Most people understand that global warming is happening, but it is hard to get a firmer sense of exactly what effects it is going to have on the future of the world. Governments have started to approach climate change as a situation to evaluate using cost-benefit analysis: How much should we spend to fix the problem? How much will it cost us if we don’t?
As Judith Schwartz detailed in February (“The Social Cost of Carbon”), the U.S. government began regulating carbon dioxide emissions via the Environmental Protection Agency’s enforcement of the Clean Air Act. The U.S. calculated the social cost of carbon — the economic damage done by 1 ton of carbon dioxide emissions — through an Interagency Working Group made up of many different cabinet departments and agencies. They estimated the economic damage per ton of CO2 to be just $21, or only about 21 cents per gallon of gasoline.
That price was quite similar to the AUS$23 per metric ton Australia is assessing its 500 top carbon emitters beginning July 1, 2012, according to an announcement Prime Minister Julia Gillard made earlier this month. (That AUS$23 is roughly US$24.50 at current exchange rates.)
“[Five hundred big polluters] now know how much they will pay unless they cut their pollution,” she said in a nationwide address. “And they can start planning to cut pollution now. … By 2020, our carbon price will take 160 million [metric] tons of pollution out of the atmosphere every year. That’s the equivalent of taking 45 million cars off the road.”
A new peer-reviewed report, “Climate Risks and Carbon Prices: Revising the Social Cost of Carbon,” by economists Frank Ackerman of Tufts and Elizabeth A. Stanton of the Stockholm Environmental Institute, suggests that the true cost of carbon most likely is drastically higher than either government’s estimates. The report was published by E3 Network (Economics for Equity & Environment), “a national network of economists developing new arguments for the active protection of human health and the environment.”
Of the government’s $21-per-ton number, the authors admit: “Such low costs are difficult to reconcile with the belief that it is urgent to take action to address serious climate risks.”
But how much do they think it costs?
Rather than start from scratch, the authors used the same models as the government’s working group did, tweaking them only to account for a few “big uncertainties.”

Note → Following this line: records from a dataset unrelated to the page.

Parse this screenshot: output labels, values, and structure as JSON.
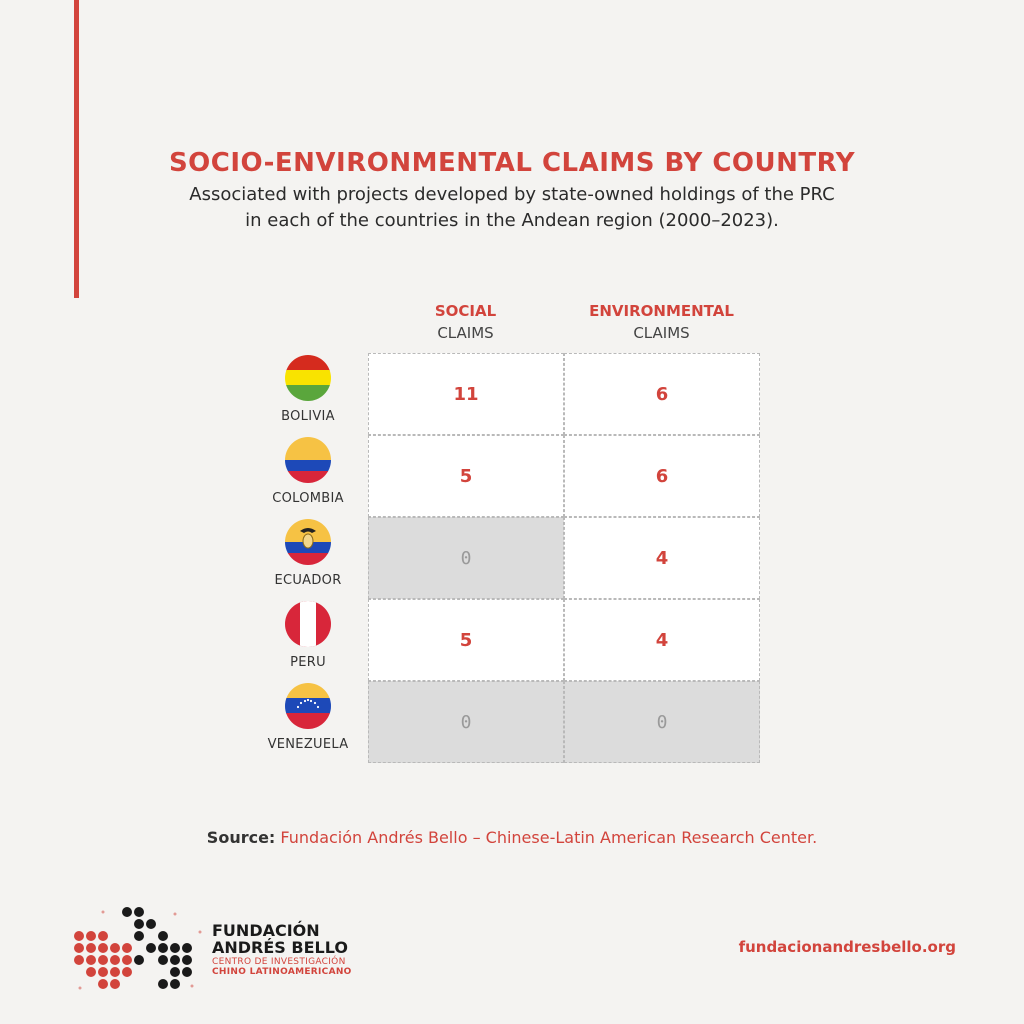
{
  "title": "SOCIO-ENVIRONMENTAL CLAIMS BY COUNTRY",
  "subtitle_line1": "Associated with projects developed by state-owned holdings of the PRC",
  "subtitle_line2": "in each of the countries in the Andean region (2000–2023).",
  "columns": [
    {
      "top": "SOCIAL",
      "bottom": "CLAIMS"
    },
    {
      "top": "ENVIRONMENTAL",
      "bottom": "CLAIMS"
    }
  ],
  "colors": {
    "accent": "#d2443c",
    "cell_bg": "#ffffff",
    "zero_cell_bg": "#dcdcdc",
    "background": "#f4f3f1"
  },
  "chart_data": {
    "type": "table",
    "title": "SOCIO-ENVIRONMENTAL CLAIMS BY COUNTRY",
    "columns": [
      "SOCIAL CLAIMS",
      "ENVIRONMENTAL CLAIMS"
    ],
    "rows": [
      {
        "country": "BOLIVIA",
        "flag": "bolivia-flag-icon",
        "values": [
          11,
          6
        ]
      },
      {
        "country": "COLOMBIA",
        "flag": "colombia-flag-icon",
        "values": [
          5,
          6
        ]
      },
      {
        "country": "ECUADOR",
        "flag": "ecuador-flag-icon",
        "values": [
          0,
          4
        ]
      },
      {
        "country": "PERU",
        "flag": "peru-flag-icon",
        "values": [
          5,
          4
        ]
      },
      {
        "country": "VENEZUELA",
        "flag": "venezuela-flag-icon",
        "values": [
          0,
          0
        ]
      }
    ]
  },
  "source": {
    "label": "Source:",
    "text": "Fundación Andrés Bello – Chinese-Latin American Research Center."
  },
  "footer": {
    "org_line1": "FUNDACIÓN",
    "org_line2": "ANDRÉS BELLO",
    "org_sub1": "CENTRO DE INVESTIGACIÓN",
    "org_sub2": "CHINO LATINOAMERICANO",
    "website": "fundacionandresbello.org"
  }
}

The uncertainties boil down to these two: First, an estimation should take into account how quickly global warming will occur. Second, it is simple enough to understand that the economic damage will be greater in the longer term as temperature rises, but it is less certain exactly what it will cost and when. The calculation has to be built on this interrelated range of possibilities, from the mild to the catastrophic.
How do their findings compare with the government’s? “Our re-analysis, including those factors, shows that the [social cost of carbon] could be much higher [than $21 per ton]. In our worst case, it could be almost $900 in 2010, rising to $1,500 in 2050. If the damages per ton of carbon dioxide are that high, then almost anything that reduces emissions is worth doing.”

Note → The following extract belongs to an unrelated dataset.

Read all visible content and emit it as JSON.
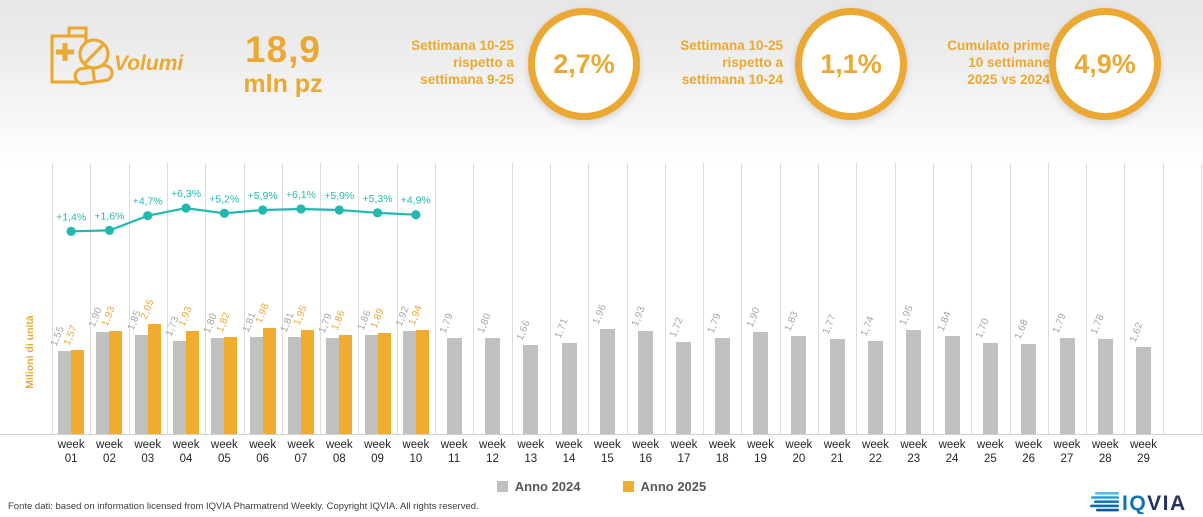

In terms of a policy response, the authors conclude that it is likely that the social cost of carbon is either equal to or far greater than the maximum amount that could feasibly be spent on reducing emissions. “It is unequivocally less expensive to reduce greenhouse gas emissions,” they write, “than to suffer climate damages.”

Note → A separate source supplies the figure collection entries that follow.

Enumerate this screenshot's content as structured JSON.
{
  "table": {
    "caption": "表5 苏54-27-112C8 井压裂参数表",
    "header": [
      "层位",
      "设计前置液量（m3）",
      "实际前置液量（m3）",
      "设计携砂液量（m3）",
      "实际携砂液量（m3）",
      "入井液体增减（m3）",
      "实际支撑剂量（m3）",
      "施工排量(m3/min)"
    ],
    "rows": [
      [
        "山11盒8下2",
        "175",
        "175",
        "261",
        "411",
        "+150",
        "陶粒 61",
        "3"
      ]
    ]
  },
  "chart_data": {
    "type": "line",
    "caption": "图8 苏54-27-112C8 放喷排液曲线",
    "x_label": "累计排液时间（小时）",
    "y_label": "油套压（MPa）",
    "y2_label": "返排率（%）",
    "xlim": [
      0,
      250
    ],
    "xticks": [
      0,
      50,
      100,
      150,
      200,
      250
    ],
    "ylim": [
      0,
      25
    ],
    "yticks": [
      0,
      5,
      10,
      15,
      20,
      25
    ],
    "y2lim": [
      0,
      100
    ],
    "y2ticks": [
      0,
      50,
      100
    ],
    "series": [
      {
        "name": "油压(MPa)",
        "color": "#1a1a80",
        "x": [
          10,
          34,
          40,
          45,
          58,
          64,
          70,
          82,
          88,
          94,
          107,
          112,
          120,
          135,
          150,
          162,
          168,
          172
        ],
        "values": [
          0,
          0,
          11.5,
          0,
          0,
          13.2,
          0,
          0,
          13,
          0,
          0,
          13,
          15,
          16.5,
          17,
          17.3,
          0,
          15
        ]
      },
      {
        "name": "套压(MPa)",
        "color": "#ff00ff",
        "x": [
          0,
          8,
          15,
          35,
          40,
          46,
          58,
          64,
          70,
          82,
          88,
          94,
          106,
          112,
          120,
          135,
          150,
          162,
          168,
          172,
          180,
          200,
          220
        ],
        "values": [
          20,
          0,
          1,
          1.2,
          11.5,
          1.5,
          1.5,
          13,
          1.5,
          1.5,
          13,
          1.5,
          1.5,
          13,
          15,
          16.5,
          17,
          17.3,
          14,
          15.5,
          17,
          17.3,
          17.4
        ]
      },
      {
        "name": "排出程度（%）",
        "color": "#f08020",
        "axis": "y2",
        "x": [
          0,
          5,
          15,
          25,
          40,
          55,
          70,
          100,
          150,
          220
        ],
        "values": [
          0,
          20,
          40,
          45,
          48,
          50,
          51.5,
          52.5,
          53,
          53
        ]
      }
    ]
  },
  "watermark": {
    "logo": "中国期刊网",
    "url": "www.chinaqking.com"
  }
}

It’s doubtful that the current Congress will respond in any way to Ackerman and Stanton’s report. Rather than addressing the economic damage created by pollution, for example, it’s defunding the government’s enforcement of its existing energy efficiency standards.
In Australia, Gillard told the nation that a carbon tax, while assessed on big companies, ultimately will be felt by individuals. “Some of the cost paid by big polluters will be passed through to the prices of the goods you buy. The price impact will be modest but I know family budgets are always tight. So I have decided most of the money raised from the carbon price will be used to fund tax cuts, pension increases and higher family payments.”
If Ackerman and Stanton’s analysis is correct, Australia’s new carbon tax is probably far too low. But it is a huge and praiseworthy step to go from large companies having no accountability for the negative externalities of their carbon pollution, to having some accountability. From there, the amount of the tax can change as our understanding of the social cost of carbon changes. The first step is the hardest.